Pleroma.Config.put(Pleroma.Formatter, new_opts)
assert new_opts == Pleroma.Config.get(Pleroma.Formatter)
# Now we do an actual test on something that uses the config.
# This is just another sanity check to make sure our transformed config
# is in fact valid for its purpose now.
{text, _mentions, []} =
Pleroma.Formatter.linkify(
"https://www.businessinsider.com/walmart-will-close-stores-on-thanksgiving-ending-black-friday-tradition-2020-7\n\nOmg will COVID finally end Black Friday???"
)
assert text ==
"<a href=\"https://www.businessinsider.com/walmart-will-close-stores-on-thanksgiving-ending-black-friday-tradition-2020-7\" rel=\"F\">https://www.businessinsider.com/walmart-will-close-stores-on-thanksgiving-ending-black-friday-tradition-2020-7</a>\n\nOmg will COVID finally end Black Friday???"
end
end
Building on this
Since a lot of people depend on Pleroma, and migrations are one of the few areas without regimented testing, I'd like to try improving the situation.
In general, I think tests like the one above should always be doable for migrations that don't require schema changes. I see no reason not to include tests for them.
For migrations which do make schema changes, I think we'd need a test runner that walks through the migrations one at a time, and runs a test if it exists. This seems pretty doable with a custom mix task. It could do something like this:
mix pleroma.testmigrations
- It creates a fresh
pleroma_migrations_test
db - It iterates through each migration, one at a time
- If a test called
priv/repo/test/"#{current_migration}_test.exs
exists, it runs it before the migration - If the test passed, it keeps iterating. It recreates the database as needed.
- Could be a final pipeline in GitLab CI
To be clear, I don't think all migrations need tests.
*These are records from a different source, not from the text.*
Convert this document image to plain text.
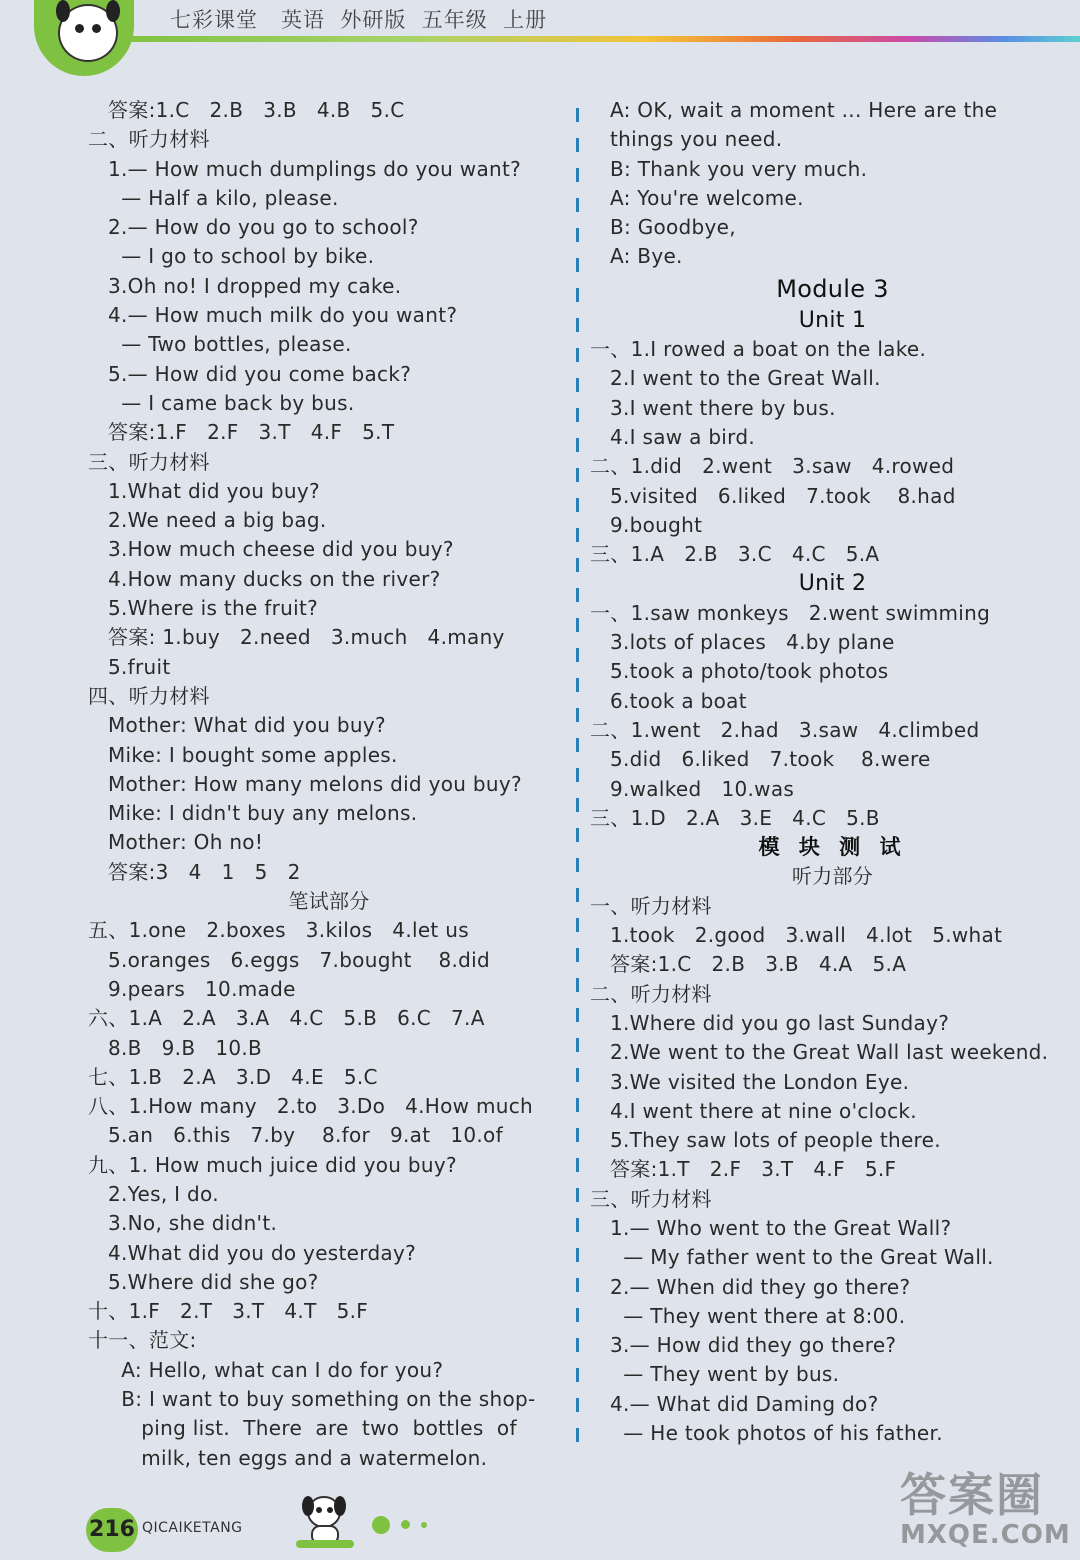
七彩课堂   英语  外研版  五年级  上册
答案:1.C   2.B   3.B   4.B   5.C
二、听力材料
1.— How much dumplings do you want?
— Half a kilo, please.
2.— How do you go to school?
— I go to school by bike.
3.Oh no! I dropped my cake.
4.— How much milk do you want?
— Two bottles, please.
5.— How did you come back?
— I came back by bus.
答案:1.F   2.F   3.T   4.F   5.T
三、听力材料
1.What did you buy?
2.We need a big bag.
3.How much cheese did you buy?
4.How many ducks on the river?
5.Where is the fruit?
答案: 1.buy   2.need   3.much   4.many
5.fruit
四、听力材料
Mother: What did you buy?
Mike: I bought some apples.
Mother: How many melons did you buy?
Mike: I didn't buy any melons.
Mother: Oh no!
答案:3   4   1   5   2
笔试部分
五、1.one   2.boxes   3.kilos   4.let us
5.oranges   6.eggs   7.bought    8.did
9.pears   10.made
六、1.A   2.A   3.A   4.C   5.B   6.C   7.A
8.B   9.B   10.B
七、1.B   2.A   3.D   4.E   5.C
八、1.How many   2.to   3.Do   4.How much
5.an   6.this   7.by    8.for   9.at   10.of
九、1. How much juice did you buy?
2.Yes, I do.
3.No, she didn't.
4.What did you do yesterday?
5.Where did she go?
十、1.F   2.T   3.T   4.T   5.F
十一、范文:
A: Hello, what can I do for you?
B: I want to buy something on the shop-
ping list.  There  are  two  bottles  of
milk, ten eggs and a watermelon.
A: OK, wait a moment ... Here are the
things you need.
B: Thank you very much.
A: You're welcome.
B: Goodbye,
A: Bye.
Module 3
Unit 1
一、1.I rowed a boat on the lake.
2.I went to the Great Wall.
3.I went there by bus.
4.I saw a bird.
二、1.did   2.went   3.saw   4.rowed
5.visited   6.liked   7.took    8.had
9.bought
三、1.A   2.B   3.C   4.C   5.A
Unit 2
一、1.saw monkeys   2.went swimming
3.lots of places   4.by plane
5.took a photo/took photos
6.took a boat
二、1.went   2.had   3.saw   4.climbed
5.did   6.liked   7.took    8.were
9.walked   10.was
三、1.D   2.A   3.E   4.C   5.B
模 块 测 试
听力部分
一、听力材料
1.took   2.good   3.wall   4.lot   5.what
答案:1.C   2.B   3.B   4.A   5.A
二、听力材料
1.Where did you go last Sunday?
2.We went to the Great Wall last weekend.
3.We visited the London Eye.
4.I went there at nine o'clock.
5.They saw lots of people there.
答案:1.T   2.F   3.T   4.F   5.F
三、听力材料
1.— Who went to the Great Wall?
— My father went to the Great Wall.
2.— When did they go there?
— They went there at 8:00.
3.— How did they go there?
— They went by bus.
4.— What did Daming do?
— He took photos of his father.
216 QICAIKETANG

答案圈
MXQE.COM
If it's just a schema migration, it doesn't need a test. Migrations only need tests if they have a bunch of logic that's difficult to verify, and if they have potential side-effects that can't be tested by unit tests alone.
The benefit of walking through each migration is that we could seed the test data at that stage of the database, then verify the result of the migration. We'd have to use raw SQL since we can't rely on Pleroma's API staying the same.
Just wanted to write these ideas down somewhere while they were still fresh in my mind.